Die Bibliothekseinrichtung
Das Archiv
Das Separatenlager
Etwa 3/4 unserer Verlagsbestände
Eine Anzahl täglich gebrauchter Zeitschriften und Florenwerke 
Das Büro mit drei Schreibmaschine
Die Wohnungseinrichtung mit dem Inhalt von 12 Bücherschränken, in denen sich die vollständige Reihe der "Stettiner Entomologischen Zeitschrift" befand.
Den größten Teil meiner entomologischen Werke, unter ihnen die großen Schmetterlingswerke von Seitz, Spuler, Hofmann, von Praun, Heinemann, Meigen. Ferner Calvers Käfer, Knock "Neue Beyträge zur Insektenkunde (1801)", Bergsträssers "Insekten der Grafschaft Hanau- Mützenberg (1778)", ein Teil von Panzers "Deutschlands Insekten" hatte ich auswärts unterstellen können.
Wir haben nun die ganze Bibliothek wieder hier, können sie aber aus Raummangel nicht aufstellen, ein Entleihverkehr wir früher ist nicht möglich. Immerhin ein beschränkter Anfang. Sobald wir Papier auftreiben können, drucken wir wieder. Und zwar treten wir auch ersatzweise für den alten angesehenen Stettiner entomologisch Verein, der nach Paris und London ältesten entomologischen Verein der Erde, der infolge der Übergabe Stettins an Polen sein Heim, seine Riesensammlung, seine Bücherei restlos verloren hat und geben unseren biologischen Bänden den Untertitel "Zugleich Stettiner entomologische Zeitung, Band ..." und bringen bevorzugt entomologische  Arbeiten. Möglich, daß sich hinaus eine rein entomologische Schriftenreihe entwickelt. Sie ist im Einvernehmen mit dem Vorsitzer des Stettiner Vereins, Studiendirektor Dr. Urbahn, jetzt in Zehdenik. Dr. Hächner (?), Vorstandsmitglied des Stettiner Vereins, ist jetzt am Zoologischen Museum Berlin beschäftigt, Landwirtschaftskammer-Rat Kleine, der Brenthiden-Forscher jetzt in Halle.

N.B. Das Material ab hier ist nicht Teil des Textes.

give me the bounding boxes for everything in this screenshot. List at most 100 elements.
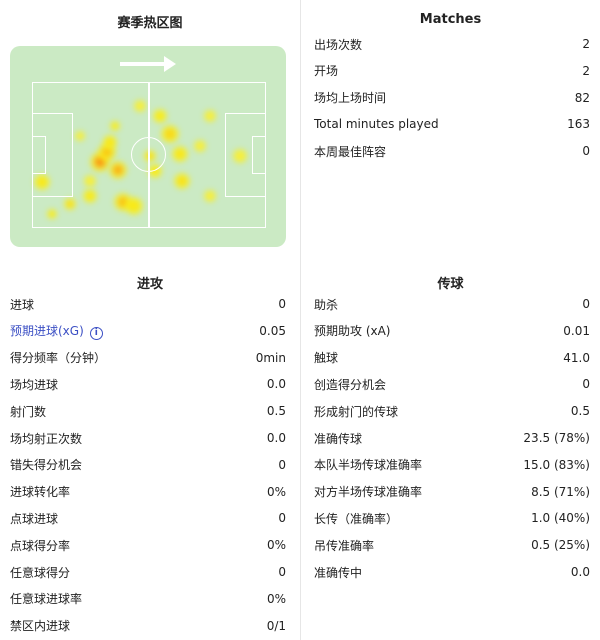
stat-row: 创造得分机会 0 [314,374,590,394]
heat-spot [103,135,117,149]
stat-row: 进球转化率 0% [10,482,286,502]
stat-label: 形成射门的传球 [314,404,399,419]
stat-value: 2 [582,37,590,51]
stat-value: 0.0 [266,377,286,392]
heat-spot [125,197,143,215]
stat-label: 射门数 [10,404,47,419]
stat-label: 进球 [10,297,35,312]
stat-row: 得分频率（分钟） 0min [10,348,286,368]
left-goal-area [32,136,46,174]
stat-row: 预期进球(xG) i 0.05 [10,321,286,341]
stat-value: 8.5 (71%) [531,484,590,499]
stat-label: 点球得分率 [10,538,71,553]
heat-spot [153,109,167,123]
stat-label: 预期助攻 (xA) [314,324,391,339]
stat-label: 吊传准确率 [314,538,375,553]
passing-title: 传球 [437,277,464,292]
stat-value: 1.0 (40%) [531,511,590,526]
stat-value: 41.0 [563,350,590,365]
right-goal-area [252,136,266,174]
stat-row: 出场次数 2 [314,34,590,54]
stat-label: 场均进球 [10,377,59,392]
heat-spot [204,190,216,202]
stat-label: 场均上场时间 [314,91,387,106]
stat-label: 本队半场传球准确率 [314,458,423,473]
stat-value: 82 [574,90,590,105]
stat-label: 开场 [314,64,339,79]
center-circle [131,137,166,172]
stat-label: 任意球进球率 [10,592,83,607]
heat-spot [161,125,179,143]
stat-row: Total minutes played 163 [314,114,590,134]
stat-value: 0.5 [266,404,286,419]
stat-row: 长传（准确率） 1.0 (40%) [314,508,590,528]
stat-row: 射门数 0.5 [10,401,286,421]
stat-value: 0.5 [570,404,590,419]
heat-spot [109,161,127,179]
stat-value: 163 [567,117,590,132]
stat-value: 0min [255,350,286,365]
stat-label: 进球转化率 [10,485,71,500]
stat-row: 形成射门的传球 0.5 [314,401,590,421]
arrow-right-icon [120,56,176,72]
stat-label: 准确传球 [314,431,363,446]
stat-label: 场均射正次数 [10,431,83,446]
stat-label: 助杀 [314,297,339,312]
stat-row: 任意球得分 0 [10,562,286,582]
stat-row: 禁区内进球 0/1 [10,616,286,636]
heat-spot [233,149,247,163]
stat-label: 出场次数 [314,37,363,52]
stat-label: 对方半场传球准确率 [314,485,423,500]
stat-row: 场均上场时间 82 [314,88,590,108]
stat-row: 本周最佳阵容 0 [314,141,590,161]
stat-value: 23.5 (78%) [523,431,590,445]
heat-spot [64,198,76,210]
stat-row: 点球得分率 0% [10,535,286,555]
stat-value: 0 [278,511,286,526]
stat-label: 得分频率（分钟） [10,351,107,366]
stat-row: 场均射正次数 0.0 [10,428,286,448]
stat-value: 0% [266,591,286,606]
column-divider [300,0,301,640]
stat-value: 0 [582,297,590,311]
stat-row: 点球进球 0 [10,508,286,528]
stat-label: 禁区内进球 [10,619,71,634]
stat-row: 准确传中 0.0 [314,562,590,582]
stat-label: 长传（准确率） [314,511,399,526]
stat-row: 错失得分机会 0 [10,455,286,475]
heat-spot [204,110,216,122]
heat-spot [75,131,85,141]
stat-value: 15.0 (83%) [523,457,590,472]
attack-title: 进攻 [136,277,163,292]
stat-row: 准确传球 23.5 (78%) [314,428,590,448]
stat-row: 触球 41.0 [314,348,590,368]
stat-label: 触球 [314,351,339,366]
stat-value: 0.05 [259,323,286,338]
stat-value: 0/1 [266,618,286,633]
heat-spot [47,209,57,219]
stat-value: 0% [266,538,286,553]
heatmap-pitch [10,46,286,247]
info-icon[interactable]: i [89,326,103,340]
heat-spot [194,140,206,152]
heat-spot [172,146,188,162]
stat-row: 吊传准确率 0.5 (25%) [314,535,590,555]
heat-spot [174,173,190,189]
stat-label: 错失得分机会 [10,458,83,473]
stat-row: 助杀 0 [314,294,590,314]
stat-value: 0 [278,565,286,579]
stat-value: 2 [582,63,590,78]
heat-spot [110,121,120,131]
stat-label: 准确传中 [314,565,363,580]
stat-value: 0.01 [563,323,590,338]
stat-label: Total minutes played [314,117,439,132]
stat-label: 本周最佳阵容 [314,144,387,159]
stat-value: 0 [278,297,286,311]
stat-row: 对方半场传球准确率 8.5 (71%) [314,482,590,502]
stat-row: 任意球进球率 0% [10,589,286,609]
stat-value: 0 [582,144,590,159]
heat-spot [83,189,97,203]
stat-value: 0% [266,484,286,499]
stat-label[interactable]: 预期进球(xG) [10,323,84,338]
matches-title: Matches [419,12,482,27]
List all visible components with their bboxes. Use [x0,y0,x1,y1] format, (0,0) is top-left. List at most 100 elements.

Da ich als Stadtrat die Sammlungen, auch des Stettiner Vereins, etwa 20 Jahre lang regelmäßig zu verwalten hatte, habe ich am Schicksal des Vereins besonderes Interesse. Seine Sammlungen und Bibliothek, die besonders von Dr. K. A. Dohrn und seinem Sohn, meinen Amtsvorgänger Dr. Heinr. Dohrn unter Aufwendung sehr bedeutender Mittel bereichert worden waren, sind, wie ich höre, nach Lublin verschleppt worden.
Der Naturhistorische Verein besaß eine entomologische Sammlungen mehr. Alle Zoologica sind vor Jahren an das Zoologische Institut der hiesigen Universität gegangen und sind mit ihr und dem schönen Poppelsdorfer Schloß, in dem diese sich befanden, vernichtet worden.